6.3 Third-Party Connectors: Syslog and CEF

75 minutes · Module 6

Third-Party Connectors: Syslog and CEF

By the end of this subsection, you will understand the Syslog and CEF ingestion paths, know how to deploy and size a Linux forwarder, configure rsyslog, and design a high-availability architecture for production environments.

Most third-party security devices — firewalls, IDS/IPS, proxies, VPN concentrators, switches — send logs via Syslog or Common Event Format (CEF). Getting this data into Sentinel requires a Linux forwarder running the Azure Monitor Agent (AMA).

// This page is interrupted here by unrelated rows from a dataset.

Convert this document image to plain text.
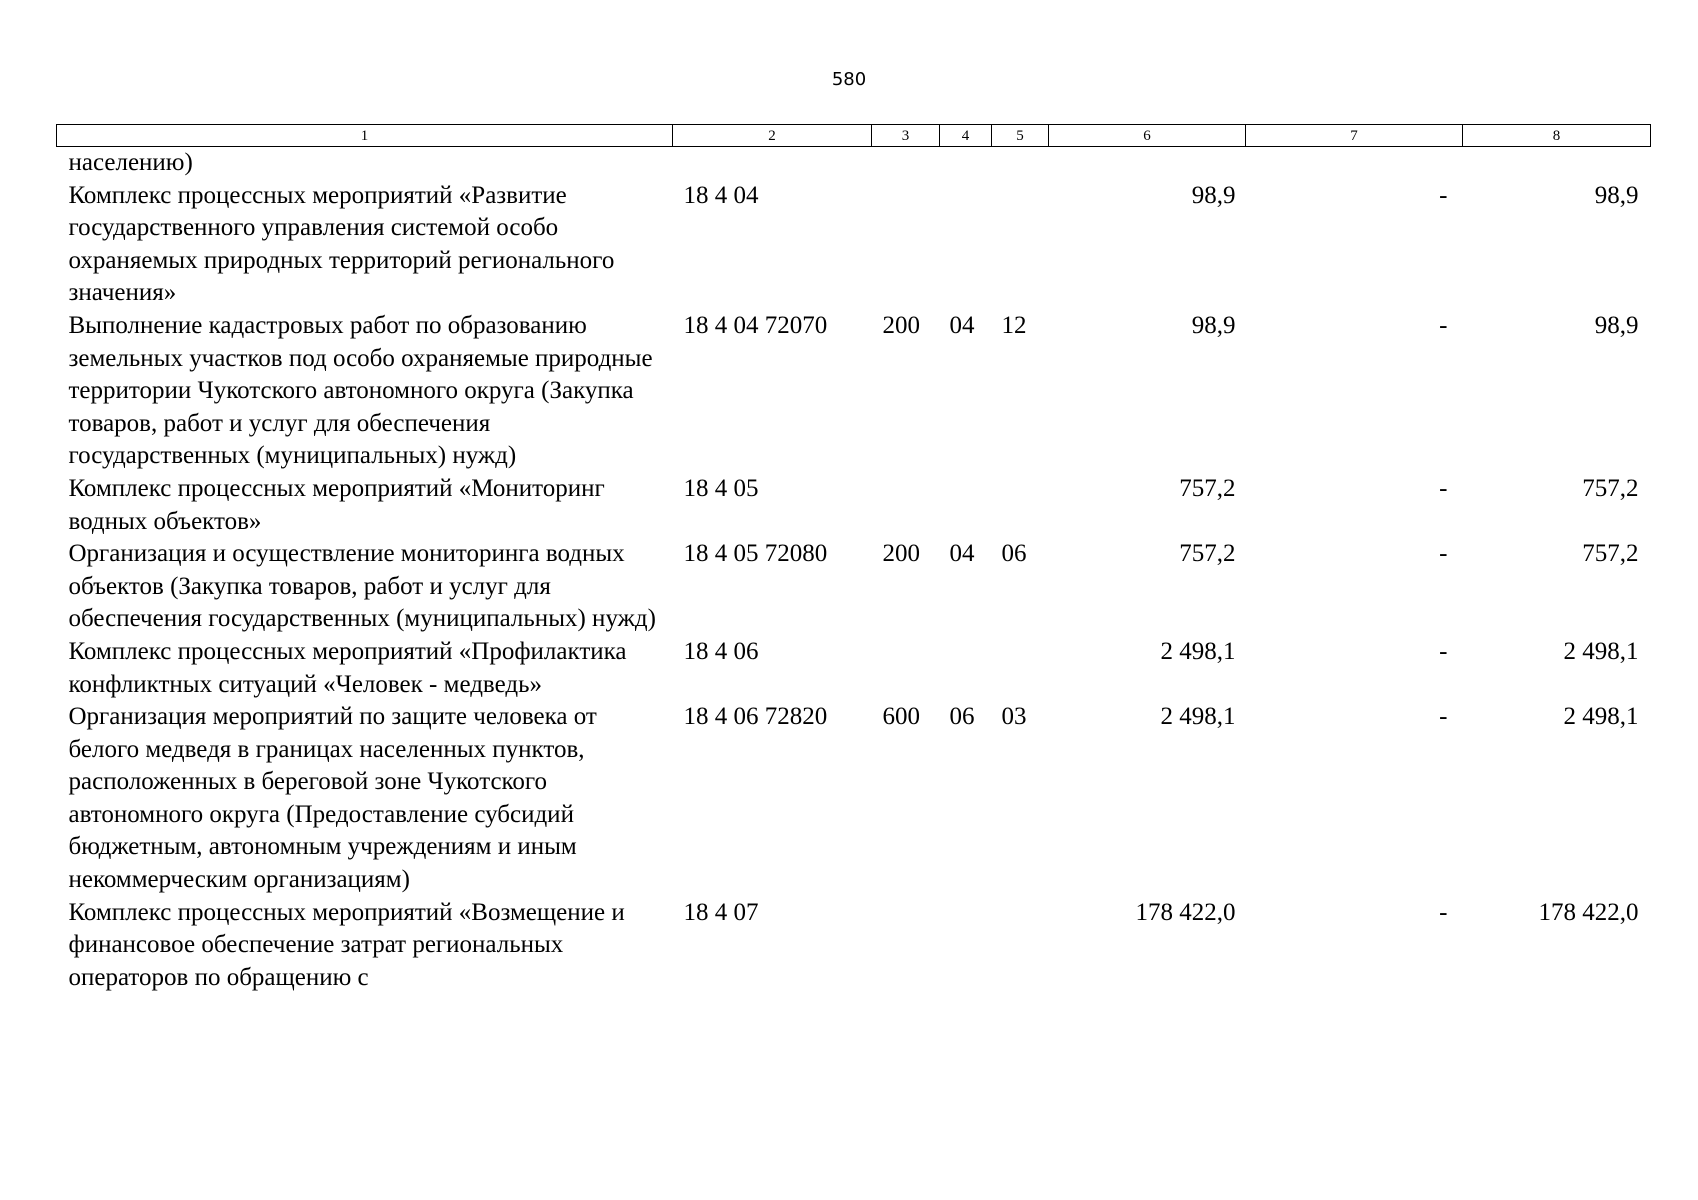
580
1	2	3	4	5	6	7	8
населению)							
Комплекс процессных мероприятий «Развитие государственного управления системой особо охраняемых природных территорий регионального значения»	18 4 04				98,9	-	98,9
Выполнение кадастровых работ по образованию земельных участков под особо охраняемые природные территории Чукотского автономного округа (Закупка товаров, работ и услуг для обеспечения государственных (муниципальных) нужд)	18 4 04 72070	200	04	12	98,9	-	98,9
Комплекс процессных мероприятий «Мониторинг водных объектов»	18 4 05				757,2	-	757,2
Организация и осуществление мониторинга водных объектов (Закупка товаров, работ и услуг для обеспечения государственных (муниципальных) нужд)	18 4 05 72080	200	04	06	757,2	-	757,2
Комплекс процессных мероприятий «Профилактика конфликтных ситуаций «Человек - медведь»	18 4 06				2 498,1	-	2 498,1
Организация мероприятий по защите человека от белого медведя в границах населенных пунктов, расположенных в береговой зоне Чукотского автономного округа (Предоставление субсидий бюджетным, автономным учреждениям и иным некоммерческим организациям)	18 4 06 72820	600	06	03	2 498,1	-	2 498,1
Комплекс процессных мероприятий «Возмещение и финансовое обеспечение затрат региональных операторов по обращению с	18 4 07				178 422,0	-	178 422,0
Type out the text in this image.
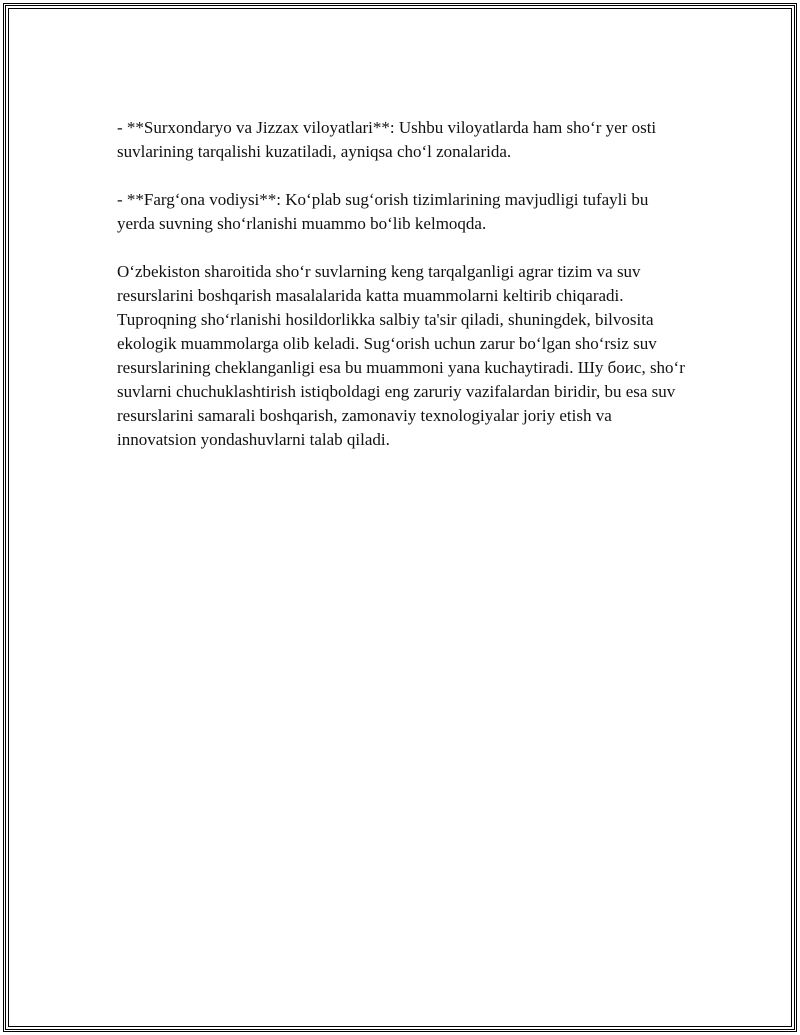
- **Surxondaryo va Jizzax viloyatlari**: Ushbu viloyatlarda ham sho‘r yer osti suvlarining tarqalishi kuzatiladi, ayniqsa cho‘l zonalarida.

- **Farg‘ona vodiysi**: Ko‘plab sug‘orish tizimlarining mavjudligi tufayli bu yerda suvning sho‘rlanishi muammo bo‘lib kelmoqda.

O‘zbekiston sharoitida sho‘r suvlarning keng tarqalganligi agrar tizim va suv resurslarini boshqarish masalalarida katta muammolarni keltirib chiqaradi. Tuproqning sho‘rlanishi hosildorlikka salbiy ta'sir qiladi, shuningdek, bilvosita ekologik muammolarga olib keladi. Sug‘orish uchun zarur bo‘lgan sho‘rsiz suv resurslarining cheklanganligi esa bu muammoni yana kuchaytiradi. Шу боис, sho‘r suvlarni chuchuklashtirish istiqboldagi eng zaruriy vazifalardan biridir, bu esa suv resurslarini samarali boshqarish, zamonaviy texnologiyalar joriy etish va innovatsion yondashuvlarni talab qiladi.
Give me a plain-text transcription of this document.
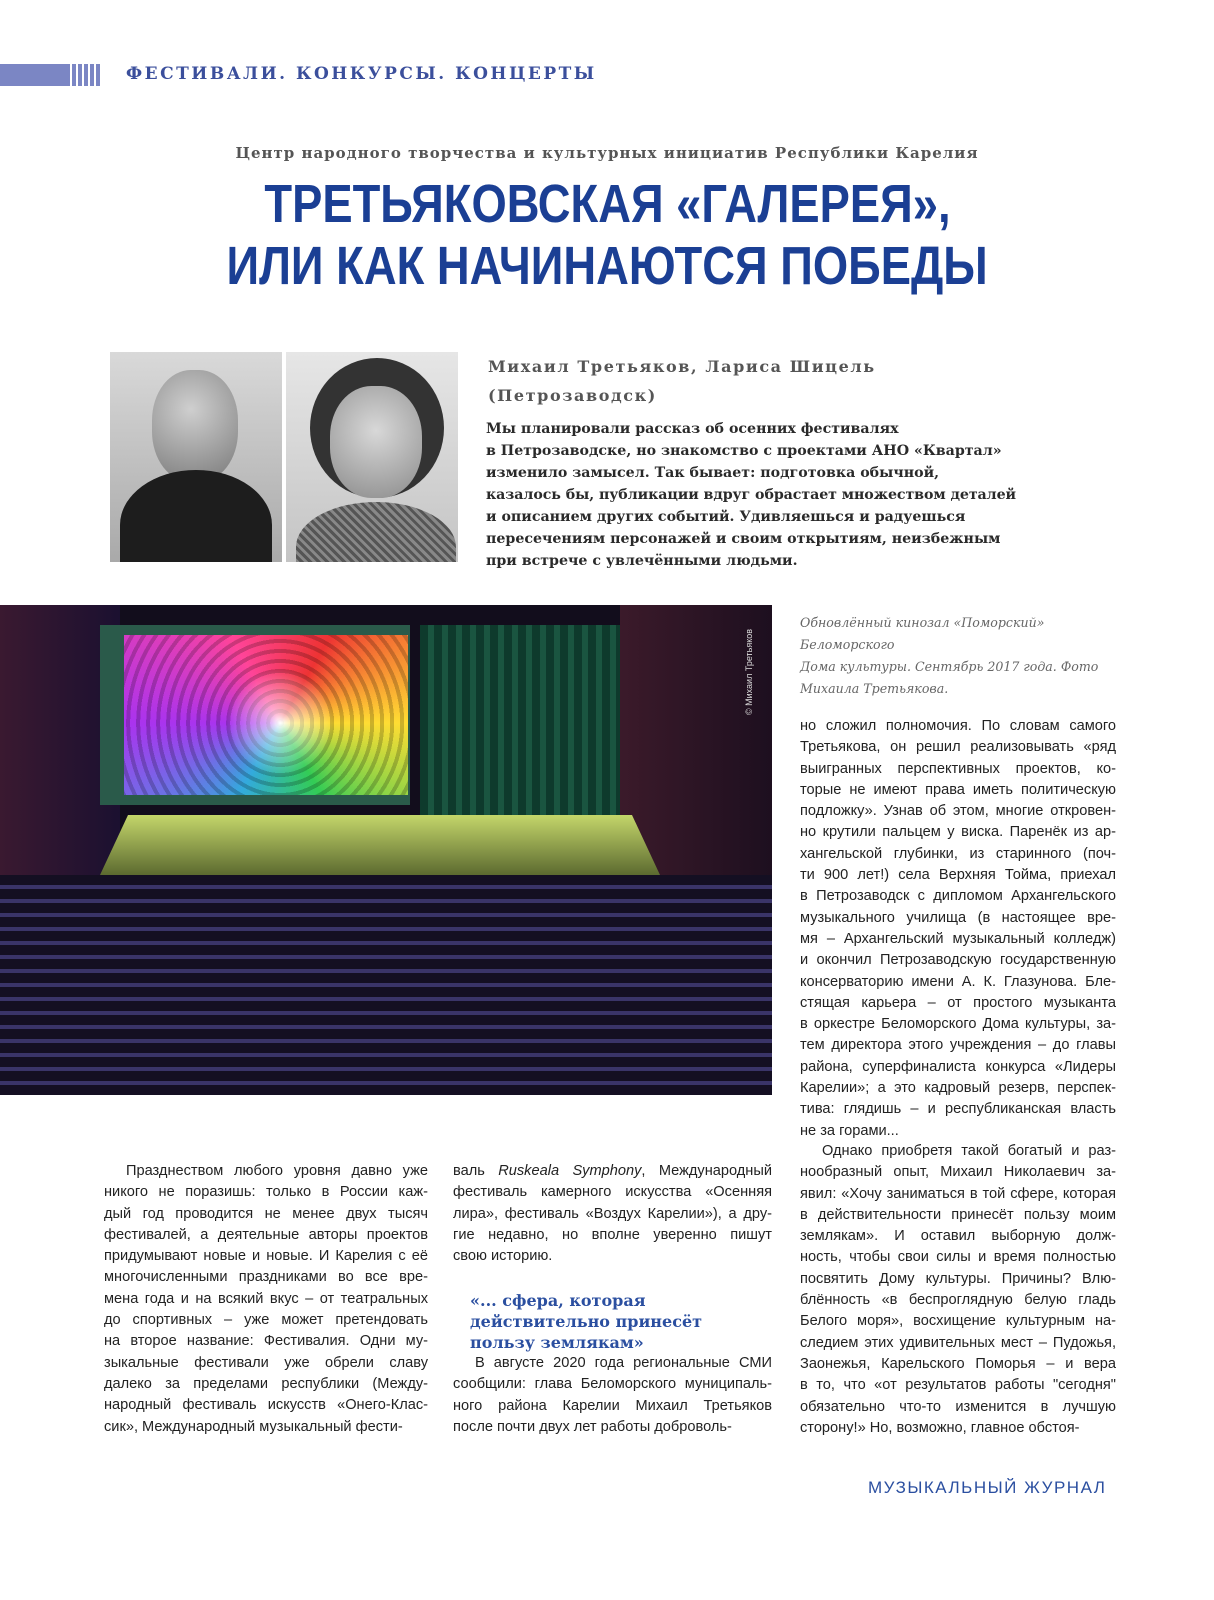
ФЕСТИВАЛИ. КОНКУРСЫ. КОНЦЕРТЫ
Центр народного творчества и культурных инициатив Республики Карелия
ТРЕТЬЯКОВСКАЯ «ГАЛЕРЕЯ»,
ИЛИ КАК НАЧИНАЮТСЯ ПОБЕДЫ
Михаил Третьяков, Лариса Шицель
(Петрозаводск)
Мы планировали рассказ об осенних фестивалях
в Петрозаводске, но знакомство с проектами АНО «Квартал»
изменило замысел. Так бывает: подготовка обычной,
казалось бы, публикации вдруг обрастает множеством деталей
и описанием других событий. Удивляешься и радуешься
пересечениям персонажей и своим открытиям, неизбежным
при встрече с увлечёнными людьми.
© Михаил Третьяков
Обновлённый кинозал «Поморский» Беломорского
Дома культуры. Сентябрь 2017 года. Фото
Михаила Третьякова.
Празднеством любого уровня давно уже
никого не поразишь: только в России каж-
дый год проводится не менее двух тысяч
фестивалей, а деятельные авторы проектов
придумывают новые и новые. И Карелия с её
многочисленными праздниками во все вре-
мена года и на всякий вкус – от театральных
до спортивных – уже может претендовать
на второе название: Фестивалия. Одни му-
зыкальные фестивали уже обрели славу
далеко за пределами республики (Между-
народный фестиваль искусств «Онего-Клас-
сик», Международный музыкальный фести-
валь Ruskeala Symphony, Международный
фестиваль камерного искусства «Осенняя
лира», фестиваль «Воздух Карелии»), а дру-
гие недавно, но вполне уверенно пишут
свою историю.
«... сфера, которая
действительно принесёт
пользу землякам»
В августе 2020 года региональные СМИ
сообщили: глава Беломорского муниципаль-
ного района Карелии Михаил Третьяков
после почти двух лет работы доброволь-
но сложил полномочия. По словам самого
Третьякова, он решил реализовывать «ряд
выигранных перспективных проектов, ко-
торые не имеют права иметь политическую
подложку». Узнав об этом, многие откровен-
но крутили пальцем у виска. Паренёк из ар-
хангельской глубинки, из старинного (поч-
ти 900 лет!) села Верхняя Тойма, приехал
в Петрозаводск с дипломом Архангельского
музыкального училища (в настоящее вре-
мя – Архангельский музыкальный колледж)
и окончил Петрозаводскую государственную
консерваторию имени А. К. Глазунова. Бле-
стящая карьера – от простого музыканта
в оркестре Беломорского Дома культуры, за-
тем директора этого учреждения – до главы
района, суперфиналиста конкурса «Лидеры
Карелии»; а это кадровый резерв, перспек-
тива: глядишь – и республиканская власть
не за горами...
Однако приобретя такой богатый и раз-
нообразный опыт, Михаил Николаевич за-
явил: «Хочу заниматься в той сфере, которая
в действительности принесёт пользу моим
землякам». И оставил выборную долж-
ность, чтобы свои силы и время полностью
посвятить Дому культуры. Причины? Влю-
блённость «в беспроглядную белую гладь
Белого моря», восхищение культурным на-
следием этих удивительных мест – Пудожья,
Заонежья, Карельского Поморья – и вера
в то, что «от результатов работы "сегодня"
обязательно что-то изменится в лучшую
сторону!» Но, возможно, главное обстоя-
МУЗЫКАЛЬНЫЙ ЖУРНАЛ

Syslog vs CEF — choose CEF when available

AttributeSyslogCEF
StructureUnstructured text with facility/severity headerStructured key-value pairs with a defined schema
TableSyslogCommonSecurityLog
KQL queryabilityRequires parse or extract to get usable fieldsFields are pre-parsed: SourceIP, DestinationIP, DeviceAction are columns
Query performanceSlower — regex at query timeFaster — direct column filtering
Best forLinux servers, custom apps, devices that only output raw SyslogFirewalls, IDS/IPS, WAFs, security appliances
CEF is always preferred when the device supports it

A KQL query filtering where SourceIP == "203.0.113.45" against CommonSecurityLog runs in seconds. The same filter against raw Syslog requires where SyslogMessage has "203.0.113.45" or a parse operation — slower, less precise, and more error-prone. Configure your devices for CEF output whenever the option exists.

Forwarder architecture

SYSLOG/CEF INGESTION ARCHITECTUREFirewallIDS/IPSCEF/514Linux Forwarderrsyslog + AMA + DCRUbuntu 22.04 | 4 vCPU | 8 GB RAMHTTPS/443Sentinel WorkspaceCommonSecurityLog / Syslog

Forwarder sizing

Daily CEF/Syslog volumevCPURAMDiskNotes
Under 10 GB/day24 GB30 GBLab or small environment
10-50 GB/day48 GB64 GBMost production environments
50-100 GB/day816 GB128 GBHigh-volume with multiple sources
Over 100 GB/dayMultiple forwarders behind load balancer16 GB each128 GB eachDistribute load across VMs
Disk space is the silent killer

When the AMA cannot send data (network issue, workspace throttling), rsyslog buffers to disk. A 30 GB disk fills in hours under high volume, and a full disk causes data loss. Size the disk for at least 24 hours of buffer: daily volume in GB + 50% overhead. Monitor disk usage with an Azure alert at 80% threshold.

Step-by-step deployment

Step 1: Deploy the VM. Ubuntu 22.04 LTS recommended. Azure VM for cloud-native environments; on-premises VM when the data sources are on-premises (reduces egress bandwidth). Place the VM in the same network segment as the source devices if possible.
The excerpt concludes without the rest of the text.